Continuant son chemin vers sa cuisine américaine il ouvre les placards et prépare un encas pour lui et le chien, celui-ci s'empiffre, satisfait alors que son maître reste assis au comptoir, le regard dans le vide. L'appartement est moderne et bien rangé, comme d'habitude, il fait confiance à sa femme de ménage pour cela, Renée est une perle pour lui et il n'est pas rare qu'il lui laisse de généreux pourboires. Hommage tardif mais sincère à sa regrettée maman, Murielle, qui elle était aussi femme de ménage. Pascal a très mal vécu son décès il y a de cela cinq ans, partie trop jeune d'un cancer généralisé. Son père, avec qui il n'a aucun contact, vit toujours dans le sud de la France et Pascal l'appelle une fois dans l'année, pour Noël, une promesse faite à sa mère.

Ces derniers temps, Pascal se sent mélancolique, encore plus que d'habitude, fatigué aussi. L'approche de la soixantaine le terrifie à vrai dire, il n'aime pas ce qu'il voit dans le rétroviseur et c'est peu dire.

Sa vie sociale est une réussite, il est un modèle pour ses pairs et reçoit dans son cabinet les stars du tout Paris, pourtant tout sonne creux une fois rentré seul chez lui. Bien sûr, il pourrait appeler un des milliers de « plan-cul » qui peuplent son répertoire, soulager la pression et se laisser aller...mais sincèrement il n'en a aucune envie.

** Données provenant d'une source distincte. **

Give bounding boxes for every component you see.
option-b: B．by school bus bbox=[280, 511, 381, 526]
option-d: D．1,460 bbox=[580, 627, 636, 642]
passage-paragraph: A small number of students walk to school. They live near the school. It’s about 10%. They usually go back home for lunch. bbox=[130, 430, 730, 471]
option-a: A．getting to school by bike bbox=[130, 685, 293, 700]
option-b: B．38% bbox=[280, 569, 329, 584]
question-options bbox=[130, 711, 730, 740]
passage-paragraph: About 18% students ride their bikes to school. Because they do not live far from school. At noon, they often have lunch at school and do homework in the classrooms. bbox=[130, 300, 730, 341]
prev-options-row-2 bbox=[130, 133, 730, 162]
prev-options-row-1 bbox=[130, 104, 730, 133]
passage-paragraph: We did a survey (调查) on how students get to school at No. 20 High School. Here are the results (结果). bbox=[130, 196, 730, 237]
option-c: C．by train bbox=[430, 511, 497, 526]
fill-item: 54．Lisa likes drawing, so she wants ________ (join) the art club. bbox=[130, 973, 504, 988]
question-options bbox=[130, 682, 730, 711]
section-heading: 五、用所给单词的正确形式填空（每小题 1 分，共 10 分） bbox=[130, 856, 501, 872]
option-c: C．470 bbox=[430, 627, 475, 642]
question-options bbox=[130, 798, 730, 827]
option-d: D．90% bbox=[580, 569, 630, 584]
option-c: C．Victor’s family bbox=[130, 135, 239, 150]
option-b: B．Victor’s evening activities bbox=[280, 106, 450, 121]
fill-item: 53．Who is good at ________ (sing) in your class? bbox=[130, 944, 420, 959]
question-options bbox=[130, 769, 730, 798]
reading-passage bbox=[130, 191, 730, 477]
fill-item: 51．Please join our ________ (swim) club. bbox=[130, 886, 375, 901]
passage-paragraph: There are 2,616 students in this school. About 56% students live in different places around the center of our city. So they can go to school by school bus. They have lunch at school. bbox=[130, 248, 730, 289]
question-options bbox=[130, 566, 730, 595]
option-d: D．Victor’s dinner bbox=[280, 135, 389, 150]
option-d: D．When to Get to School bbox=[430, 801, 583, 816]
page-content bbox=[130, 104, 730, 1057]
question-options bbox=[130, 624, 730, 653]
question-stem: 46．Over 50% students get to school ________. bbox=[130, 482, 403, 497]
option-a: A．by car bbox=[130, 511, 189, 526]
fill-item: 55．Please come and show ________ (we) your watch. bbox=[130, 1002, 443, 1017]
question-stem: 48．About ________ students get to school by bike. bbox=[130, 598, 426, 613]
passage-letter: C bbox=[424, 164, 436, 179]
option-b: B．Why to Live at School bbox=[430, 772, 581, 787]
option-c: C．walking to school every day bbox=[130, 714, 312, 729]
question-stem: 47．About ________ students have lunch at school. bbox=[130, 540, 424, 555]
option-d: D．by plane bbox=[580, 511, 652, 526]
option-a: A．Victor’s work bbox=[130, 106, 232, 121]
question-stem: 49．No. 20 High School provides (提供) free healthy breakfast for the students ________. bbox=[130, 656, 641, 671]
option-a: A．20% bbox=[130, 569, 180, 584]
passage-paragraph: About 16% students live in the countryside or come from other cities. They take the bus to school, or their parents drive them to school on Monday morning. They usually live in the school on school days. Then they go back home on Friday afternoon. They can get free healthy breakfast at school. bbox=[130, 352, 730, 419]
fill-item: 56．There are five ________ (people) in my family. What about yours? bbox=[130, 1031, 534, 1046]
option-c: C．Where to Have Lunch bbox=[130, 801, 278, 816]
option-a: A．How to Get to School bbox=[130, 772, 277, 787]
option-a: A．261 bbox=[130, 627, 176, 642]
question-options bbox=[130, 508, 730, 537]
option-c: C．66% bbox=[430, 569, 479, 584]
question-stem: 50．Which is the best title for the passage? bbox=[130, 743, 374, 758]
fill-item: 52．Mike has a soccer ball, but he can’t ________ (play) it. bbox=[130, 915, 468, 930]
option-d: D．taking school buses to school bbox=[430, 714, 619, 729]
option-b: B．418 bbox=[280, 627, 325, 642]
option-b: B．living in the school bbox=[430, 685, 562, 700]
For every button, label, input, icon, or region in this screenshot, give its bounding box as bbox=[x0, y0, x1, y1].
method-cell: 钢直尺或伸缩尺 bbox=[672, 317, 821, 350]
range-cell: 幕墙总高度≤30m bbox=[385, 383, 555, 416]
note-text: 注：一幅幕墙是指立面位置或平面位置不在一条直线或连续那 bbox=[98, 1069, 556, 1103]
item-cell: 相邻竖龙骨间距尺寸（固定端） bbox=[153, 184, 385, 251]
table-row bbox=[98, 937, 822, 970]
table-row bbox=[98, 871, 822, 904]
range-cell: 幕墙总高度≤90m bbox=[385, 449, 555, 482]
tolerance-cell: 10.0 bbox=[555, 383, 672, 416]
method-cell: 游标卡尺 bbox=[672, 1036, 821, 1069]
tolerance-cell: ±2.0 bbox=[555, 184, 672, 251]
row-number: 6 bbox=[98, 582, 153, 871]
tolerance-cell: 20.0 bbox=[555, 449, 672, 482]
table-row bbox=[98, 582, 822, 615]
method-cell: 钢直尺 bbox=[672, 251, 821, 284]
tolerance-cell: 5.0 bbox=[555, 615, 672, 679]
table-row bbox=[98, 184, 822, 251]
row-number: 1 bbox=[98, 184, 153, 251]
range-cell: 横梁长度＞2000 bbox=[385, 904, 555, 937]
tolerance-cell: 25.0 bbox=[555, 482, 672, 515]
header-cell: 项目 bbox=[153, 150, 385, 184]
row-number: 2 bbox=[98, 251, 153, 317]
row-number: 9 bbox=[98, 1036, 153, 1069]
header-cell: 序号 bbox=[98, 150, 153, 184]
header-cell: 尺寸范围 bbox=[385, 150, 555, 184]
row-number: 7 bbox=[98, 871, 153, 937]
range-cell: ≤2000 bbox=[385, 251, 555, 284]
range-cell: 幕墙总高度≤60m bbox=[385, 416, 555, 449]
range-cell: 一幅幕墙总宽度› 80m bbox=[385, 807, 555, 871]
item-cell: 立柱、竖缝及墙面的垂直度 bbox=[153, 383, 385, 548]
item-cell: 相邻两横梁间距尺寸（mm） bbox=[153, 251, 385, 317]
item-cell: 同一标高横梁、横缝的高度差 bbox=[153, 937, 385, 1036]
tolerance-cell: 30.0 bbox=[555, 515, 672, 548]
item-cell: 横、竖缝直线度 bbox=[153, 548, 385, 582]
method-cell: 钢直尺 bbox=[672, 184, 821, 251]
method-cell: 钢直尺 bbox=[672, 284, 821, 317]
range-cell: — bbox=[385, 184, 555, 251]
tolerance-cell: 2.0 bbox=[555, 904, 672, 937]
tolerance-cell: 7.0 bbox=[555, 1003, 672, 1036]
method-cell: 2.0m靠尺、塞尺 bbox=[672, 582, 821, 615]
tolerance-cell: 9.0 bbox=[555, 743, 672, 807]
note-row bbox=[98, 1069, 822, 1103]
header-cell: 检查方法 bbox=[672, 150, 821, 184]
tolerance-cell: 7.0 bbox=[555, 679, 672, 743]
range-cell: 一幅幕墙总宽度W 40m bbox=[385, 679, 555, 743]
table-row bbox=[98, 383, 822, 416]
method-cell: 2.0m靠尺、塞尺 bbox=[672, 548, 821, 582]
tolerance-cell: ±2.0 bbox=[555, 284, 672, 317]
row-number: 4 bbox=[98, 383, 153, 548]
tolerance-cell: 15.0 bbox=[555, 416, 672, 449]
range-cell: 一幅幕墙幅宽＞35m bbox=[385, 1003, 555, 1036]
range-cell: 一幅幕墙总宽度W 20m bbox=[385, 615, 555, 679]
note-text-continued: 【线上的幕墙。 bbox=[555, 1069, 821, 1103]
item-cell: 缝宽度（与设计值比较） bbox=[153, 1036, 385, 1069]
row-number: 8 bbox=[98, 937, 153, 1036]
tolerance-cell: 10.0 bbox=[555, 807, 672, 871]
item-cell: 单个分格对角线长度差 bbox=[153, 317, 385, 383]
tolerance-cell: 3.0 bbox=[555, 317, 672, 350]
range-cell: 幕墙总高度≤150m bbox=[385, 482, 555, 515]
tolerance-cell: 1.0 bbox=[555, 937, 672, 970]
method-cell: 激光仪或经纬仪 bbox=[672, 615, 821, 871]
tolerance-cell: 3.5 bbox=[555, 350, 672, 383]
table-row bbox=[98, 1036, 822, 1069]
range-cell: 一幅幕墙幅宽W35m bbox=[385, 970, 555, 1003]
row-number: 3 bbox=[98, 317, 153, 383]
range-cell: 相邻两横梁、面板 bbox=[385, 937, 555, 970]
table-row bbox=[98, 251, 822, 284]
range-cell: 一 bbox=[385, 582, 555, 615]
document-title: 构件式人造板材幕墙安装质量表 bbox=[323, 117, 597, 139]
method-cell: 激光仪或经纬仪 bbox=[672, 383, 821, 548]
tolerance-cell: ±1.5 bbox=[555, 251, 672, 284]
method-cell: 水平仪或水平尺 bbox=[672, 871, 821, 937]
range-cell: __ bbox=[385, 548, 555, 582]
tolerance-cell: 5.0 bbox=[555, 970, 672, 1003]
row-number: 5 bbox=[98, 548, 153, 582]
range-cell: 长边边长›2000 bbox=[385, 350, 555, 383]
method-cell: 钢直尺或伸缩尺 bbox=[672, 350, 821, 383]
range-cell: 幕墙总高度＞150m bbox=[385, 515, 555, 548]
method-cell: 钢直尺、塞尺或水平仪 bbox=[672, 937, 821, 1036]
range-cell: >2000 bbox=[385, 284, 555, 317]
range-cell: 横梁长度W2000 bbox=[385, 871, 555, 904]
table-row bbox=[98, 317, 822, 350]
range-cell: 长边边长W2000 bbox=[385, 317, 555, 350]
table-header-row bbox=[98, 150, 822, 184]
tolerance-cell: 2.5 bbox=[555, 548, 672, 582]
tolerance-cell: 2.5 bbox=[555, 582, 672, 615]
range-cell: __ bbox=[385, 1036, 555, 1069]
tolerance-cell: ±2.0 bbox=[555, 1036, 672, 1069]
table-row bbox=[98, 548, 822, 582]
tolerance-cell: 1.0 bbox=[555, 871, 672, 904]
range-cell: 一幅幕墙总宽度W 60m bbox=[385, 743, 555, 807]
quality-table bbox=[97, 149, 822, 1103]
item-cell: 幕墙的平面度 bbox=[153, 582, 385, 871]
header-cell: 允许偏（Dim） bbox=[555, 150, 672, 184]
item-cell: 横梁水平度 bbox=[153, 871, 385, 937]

Ses yeux parcourent la pièce et ils se fixent sur une photo encadrée : deux trentenaires heureux sourient à l'objectif un jour merveilleux d'été 1990, devant le champs de Mars. Une fois de plus, Pascal ferme les yeux et laisse les souvenirs affluer, lentement...Son odeur, sa voix, tout son être se remémore la présence tant chérie : Thierry. Toujours et seulement lui, leur 22 ans d'amour et de folie, leur délires, leurs secrets, cet homme unique qui lui a pris son cœur sur les bancs du lycée. Ils s'étaient promis une vie ensemble, au final Pascal est resté seul, mais son cœur repose en partie sous cette dalle de marbre. Même deux décennies après, Pascal revit son départ brutal comme si c'était la veille : l'appel des gendarmes, puis l'hôpital et la morgue. Le matin même il l'embrassait en lui souhaitant une belle journée et le soir il veillait son corps, froid et inanimé.

La colère est intacte, secouant la tête, Pascal refuse de retomber dans sa haine, vieille compagne d'infortune. Ressortant les petits papiers de sa serviette, il louche un long moment sur celui d'un certain Lucas Durez. Beau jeune homme de 21 ans avec de superbes yeux bleus et un fessier bien bombé, sans compter une attitude timorée qui stimule particulièrement le quinquagénaire. Sortant son téléphone, l'homme envoie un petit sms pour tâter le terrain :

-« Bonsoir, ici le prof sexy de 2ème année en psycho neuro, si tu veux faire plus connaissance, rdv en amphi 5A lundi prochain à17 h. » Simple, précis, il ne voulait pas de fioritures...

Rangeant son téléphone, il sourit :

-Je ne passerai pas le week-end prochain tout seul !

Sa voix résonne, joyeuse, dans le grand duplex vide.